“Hacía una noche
especialmente fría y clara, como el corazón de un diamante” –así comienza el
relato “Los sucesos nocturnos en el barranco del muerto”, de Ambrose Bierce–,
cuando me dio por tomar mezcal más allá de lo prudente. Era demasiado joven
para controlar lo que más tarde se incorporó a mi cotidianidad, y a un cierto
punto, me salí de mí. Tenía 19 o 20 años, y todavía vivía en la casa de mis
padres. Recién comenzaba la universidad. Con el Guarén Peralta habíamos llegado
desde el colegio Verbo Divino a estudiar Derecho en la Chile el mismísimo año
del plebiscito. Ese 1988 lo pasamos en paros, tomas y cortes de tránsito con
neumáticos prendidos en el puente de Pío Nono. Se juntaron dos causas que
fueron una: sacar a Federici, el último rector designado por los militares, y
librarnos de Pinochet.
Entonces no había
nada más importante en el mundo que terminar con la dictadura, y lo asumíamos
no sólo como una causa colectiva, sino además cada uno como un objetivo
personal. La poesía estaba ahí, y yo andaba tras ella. Cuando nos hacían votar
en las asambleas si estábamos o no dispuestos a perder el año con tal de acabar
con Pinochet, salvo un par de rubios que guardaban silencio, todo el resto
gritaba que sí. De eso no había dudas: absolutamente ningún amigo era
partidario de la dictadura. El Guarén se volvió un izquierdista extremo. (Me
cuentan que hoy está muy lejos de serlo.) Incluso aprendió a vestir chompas
andinas y a tocar el charango. Pues bien, esa noche estábamos en mi pieza y
creo que mis padres dormían. No fumamos marihuana, porque no fumábamos
marihuana. Tomábamos vino. Pero esa noche tomamos mezcal. No recuerdo de dónde
salió. El Guarén cantaba “¡Abre la muralla!” de los Quilapayún poseído de un
espíritu revolucionario que hoy sería visto como extravío, pero que entonces
resultaba próximo a la santidad. No había ninguna duda de dónde estaba el mal.

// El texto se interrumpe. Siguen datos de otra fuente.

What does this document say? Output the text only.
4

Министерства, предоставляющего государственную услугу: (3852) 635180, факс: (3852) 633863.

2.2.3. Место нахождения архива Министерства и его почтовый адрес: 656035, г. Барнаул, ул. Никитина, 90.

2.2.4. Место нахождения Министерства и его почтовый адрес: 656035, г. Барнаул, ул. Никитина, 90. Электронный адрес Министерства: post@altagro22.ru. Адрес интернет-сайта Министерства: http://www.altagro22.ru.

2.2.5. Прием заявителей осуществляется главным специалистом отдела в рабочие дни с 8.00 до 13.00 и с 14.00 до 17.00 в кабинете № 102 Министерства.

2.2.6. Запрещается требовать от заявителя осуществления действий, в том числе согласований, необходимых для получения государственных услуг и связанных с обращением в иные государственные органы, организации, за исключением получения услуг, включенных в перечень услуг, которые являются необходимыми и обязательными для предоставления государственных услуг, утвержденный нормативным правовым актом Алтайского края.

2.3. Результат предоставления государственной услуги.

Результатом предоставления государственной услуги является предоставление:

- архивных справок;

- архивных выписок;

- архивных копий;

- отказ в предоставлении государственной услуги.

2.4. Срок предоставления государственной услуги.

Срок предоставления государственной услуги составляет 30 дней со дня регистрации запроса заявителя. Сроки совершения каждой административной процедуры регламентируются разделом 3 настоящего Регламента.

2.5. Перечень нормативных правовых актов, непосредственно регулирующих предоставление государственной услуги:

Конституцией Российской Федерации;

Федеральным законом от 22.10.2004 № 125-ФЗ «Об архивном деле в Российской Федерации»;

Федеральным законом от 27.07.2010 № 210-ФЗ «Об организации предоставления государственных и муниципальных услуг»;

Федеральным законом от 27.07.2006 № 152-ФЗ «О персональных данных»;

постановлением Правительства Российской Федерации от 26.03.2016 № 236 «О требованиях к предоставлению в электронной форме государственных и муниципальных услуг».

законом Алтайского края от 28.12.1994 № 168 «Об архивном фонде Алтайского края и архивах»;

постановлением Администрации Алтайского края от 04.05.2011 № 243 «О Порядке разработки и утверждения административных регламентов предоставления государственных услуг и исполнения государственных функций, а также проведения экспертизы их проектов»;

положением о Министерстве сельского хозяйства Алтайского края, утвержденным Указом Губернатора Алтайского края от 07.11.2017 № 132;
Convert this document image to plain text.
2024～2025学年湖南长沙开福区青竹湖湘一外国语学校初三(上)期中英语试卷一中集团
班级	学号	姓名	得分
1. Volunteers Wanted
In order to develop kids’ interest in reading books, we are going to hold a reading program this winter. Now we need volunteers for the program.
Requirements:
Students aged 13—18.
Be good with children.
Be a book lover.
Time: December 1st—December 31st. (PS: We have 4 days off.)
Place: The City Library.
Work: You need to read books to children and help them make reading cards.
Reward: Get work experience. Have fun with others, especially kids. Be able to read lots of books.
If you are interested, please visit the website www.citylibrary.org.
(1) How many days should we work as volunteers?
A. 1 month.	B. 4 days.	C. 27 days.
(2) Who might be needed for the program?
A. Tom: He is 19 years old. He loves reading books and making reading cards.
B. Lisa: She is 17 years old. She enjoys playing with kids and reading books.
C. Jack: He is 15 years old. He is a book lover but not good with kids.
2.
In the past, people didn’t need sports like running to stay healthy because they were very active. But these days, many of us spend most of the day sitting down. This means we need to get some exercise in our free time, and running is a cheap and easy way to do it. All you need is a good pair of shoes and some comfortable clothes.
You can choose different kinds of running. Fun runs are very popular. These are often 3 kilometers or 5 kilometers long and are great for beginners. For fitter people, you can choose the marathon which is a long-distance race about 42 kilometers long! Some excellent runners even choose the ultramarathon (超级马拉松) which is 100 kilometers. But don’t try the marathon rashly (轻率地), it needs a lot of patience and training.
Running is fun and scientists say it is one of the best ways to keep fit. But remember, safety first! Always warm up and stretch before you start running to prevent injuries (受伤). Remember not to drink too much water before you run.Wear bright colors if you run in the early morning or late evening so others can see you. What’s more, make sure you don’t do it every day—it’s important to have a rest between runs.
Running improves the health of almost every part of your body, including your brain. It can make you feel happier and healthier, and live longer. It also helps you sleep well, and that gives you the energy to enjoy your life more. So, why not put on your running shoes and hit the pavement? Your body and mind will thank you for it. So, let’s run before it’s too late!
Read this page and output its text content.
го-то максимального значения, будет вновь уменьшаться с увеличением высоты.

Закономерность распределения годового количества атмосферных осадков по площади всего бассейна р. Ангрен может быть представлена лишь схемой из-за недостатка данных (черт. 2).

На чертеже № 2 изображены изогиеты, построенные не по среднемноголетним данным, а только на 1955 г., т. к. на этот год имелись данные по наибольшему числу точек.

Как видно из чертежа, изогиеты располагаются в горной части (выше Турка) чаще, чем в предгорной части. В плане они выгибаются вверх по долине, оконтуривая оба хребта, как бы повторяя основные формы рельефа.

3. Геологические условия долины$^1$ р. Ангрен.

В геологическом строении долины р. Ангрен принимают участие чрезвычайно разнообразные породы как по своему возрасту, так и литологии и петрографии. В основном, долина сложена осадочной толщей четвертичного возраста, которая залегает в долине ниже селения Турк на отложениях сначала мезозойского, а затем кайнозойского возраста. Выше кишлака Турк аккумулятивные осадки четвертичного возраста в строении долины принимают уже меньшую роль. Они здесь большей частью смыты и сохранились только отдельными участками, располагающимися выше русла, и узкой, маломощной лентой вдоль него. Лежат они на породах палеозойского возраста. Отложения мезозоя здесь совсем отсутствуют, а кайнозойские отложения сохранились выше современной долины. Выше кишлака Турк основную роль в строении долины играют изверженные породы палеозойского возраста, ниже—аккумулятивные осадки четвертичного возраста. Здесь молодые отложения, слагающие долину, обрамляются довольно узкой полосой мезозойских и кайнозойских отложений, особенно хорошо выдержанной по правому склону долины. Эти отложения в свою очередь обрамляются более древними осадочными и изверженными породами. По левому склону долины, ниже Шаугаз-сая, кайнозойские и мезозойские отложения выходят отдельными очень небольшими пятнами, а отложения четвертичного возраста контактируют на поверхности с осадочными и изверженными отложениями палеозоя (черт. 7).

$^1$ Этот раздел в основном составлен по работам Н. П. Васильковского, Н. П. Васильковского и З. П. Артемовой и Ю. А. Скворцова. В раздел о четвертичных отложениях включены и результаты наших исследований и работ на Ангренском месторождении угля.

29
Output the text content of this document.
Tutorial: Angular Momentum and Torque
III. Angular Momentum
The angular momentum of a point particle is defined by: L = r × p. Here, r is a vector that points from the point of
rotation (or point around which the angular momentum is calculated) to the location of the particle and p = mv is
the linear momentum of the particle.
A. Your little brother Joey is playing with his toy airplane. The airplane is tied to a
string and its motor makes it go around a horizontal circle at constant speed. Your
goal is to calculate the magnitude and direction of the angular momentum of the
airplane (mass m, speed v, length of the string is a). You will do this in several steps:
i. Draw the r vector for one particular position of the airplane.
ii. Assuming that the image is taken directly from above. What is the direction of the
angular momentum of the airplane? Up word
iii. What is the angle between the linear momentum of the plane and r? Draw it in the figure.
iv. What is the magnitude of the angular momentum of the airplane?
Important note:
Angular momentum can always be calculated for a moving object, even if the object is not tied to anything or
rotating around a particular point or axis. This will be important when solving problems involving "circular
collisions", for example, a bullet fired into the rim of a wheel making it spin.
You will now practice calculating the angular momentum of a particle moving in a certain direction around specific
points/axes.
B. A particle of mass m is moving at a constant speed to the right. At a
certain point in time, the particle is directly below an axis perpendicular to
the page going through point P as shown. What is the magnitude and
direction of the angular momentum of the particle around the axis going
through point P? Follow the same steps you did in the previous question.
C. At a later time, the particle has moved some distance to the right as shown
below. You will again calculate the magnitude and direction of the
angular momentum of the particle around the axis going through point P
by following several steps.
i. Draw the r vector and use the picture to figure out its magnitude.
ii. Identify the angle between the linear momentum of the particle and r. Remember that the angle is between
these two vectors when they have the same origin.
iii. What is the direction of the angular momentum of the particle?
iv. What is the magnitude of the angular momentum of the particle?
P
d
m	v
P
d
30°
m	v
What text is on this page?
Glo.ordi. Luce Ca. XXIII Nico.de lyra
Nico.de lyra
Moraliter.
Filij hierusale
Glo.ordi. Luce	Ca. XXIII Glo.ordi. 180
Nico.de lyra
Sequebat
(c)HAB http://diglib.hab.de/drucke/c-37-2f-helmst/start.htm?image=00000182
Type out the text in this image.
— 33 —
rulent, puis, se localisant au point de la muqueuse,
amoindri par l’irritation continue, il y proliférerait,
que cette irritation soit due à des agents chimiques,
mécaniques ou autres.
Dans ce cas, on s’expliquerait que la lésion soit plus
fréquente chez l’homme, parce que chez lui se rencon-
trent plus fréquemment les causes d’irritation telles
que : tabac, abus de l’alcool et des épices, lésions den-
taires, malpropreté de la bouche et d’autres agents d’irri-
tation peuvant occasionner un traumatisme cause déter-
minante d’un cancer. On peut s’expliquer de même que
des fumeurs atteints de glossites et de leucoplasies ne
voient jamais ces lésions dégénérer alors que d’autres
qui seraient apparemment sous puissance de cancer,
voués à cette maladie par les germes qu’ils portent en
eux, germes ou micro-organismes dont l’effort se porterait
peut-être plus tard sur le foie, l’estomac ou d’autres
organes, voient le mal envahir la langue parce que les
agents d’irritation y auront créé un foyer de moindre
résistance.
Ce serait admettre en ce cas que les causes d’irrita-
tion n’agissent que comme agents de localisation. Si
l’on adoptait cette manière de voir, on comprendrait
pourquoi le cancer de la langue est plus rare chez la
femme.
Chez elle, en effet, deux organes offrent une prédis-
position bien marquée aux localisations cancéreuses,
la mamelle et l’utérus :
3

El mal era Pinochet, y todo lo que lo rodeara, y todo lo que lo respetara, de
manera que había que estar lo más lejos posible de él, y eso se parecía a
cambiarlo todo, a pedir “que la tortilla se vuelva, los pobres coman pan, y los
ricos mierda”. Era eso lo que pedía el Guarén mientras cantaba a voz en cuello
en mi pieza saturada de humo. Fumábamos como carretoneros. Una vez, a los dos
nos detuvo la CNI. Nos amarraron, nos subieron a un auto y se nos sentaron
encima con una pistola apoyada en el cuello. A eso de la una de la madrugada
nos dejaron en un sitio eriazo, nos pegaron unas cuantas patadas y se fueron
advirtiendo que si levantábamos la cabeza, disparaban.
Acompañé al
Guarén a esperar la micro y volví, pero en lugar de acostarme, tomé un último e
inmenso trago de mezcal. Alcancé a leer dos o tres versos de Pasolini y arrojé
el libro contra el borde de la ventana abierta. Una fuerza demoniaca se
apoderaba de mí. Hubiera matado a sangre fría. Hubiera disparado gustoso la
ametralladora en el teatro Bataclán. Hubiera reventado caras a puñetazos y
eliminado todo lo que me contradijera. Era una energía descomunal, soberbia y
fantástica que me eximía de las obligaciones de la civilización; más aún, me
animaba en su contra. Quería romper, despedazar, echar a perder todo rastro de
otro en el mundo, y arrasar incluso con la naturaleza, para que ningún orden me
antecediera.
Fue una noche que
nunca olvidaré, no sólo porque destruí una lámpara y un velador, y rajé las
sábanas de la cama en que amanecí bañado de transpiración, sino también porque
entendí que no era a los otros a quien más debía temer, sino a mí. Me había
encontrado de frente, en medio de la noche, con ese pedazo del cerebro o del
alma (cada cual sabrá) que todo humano tiene, y que algunos llaman Diablo.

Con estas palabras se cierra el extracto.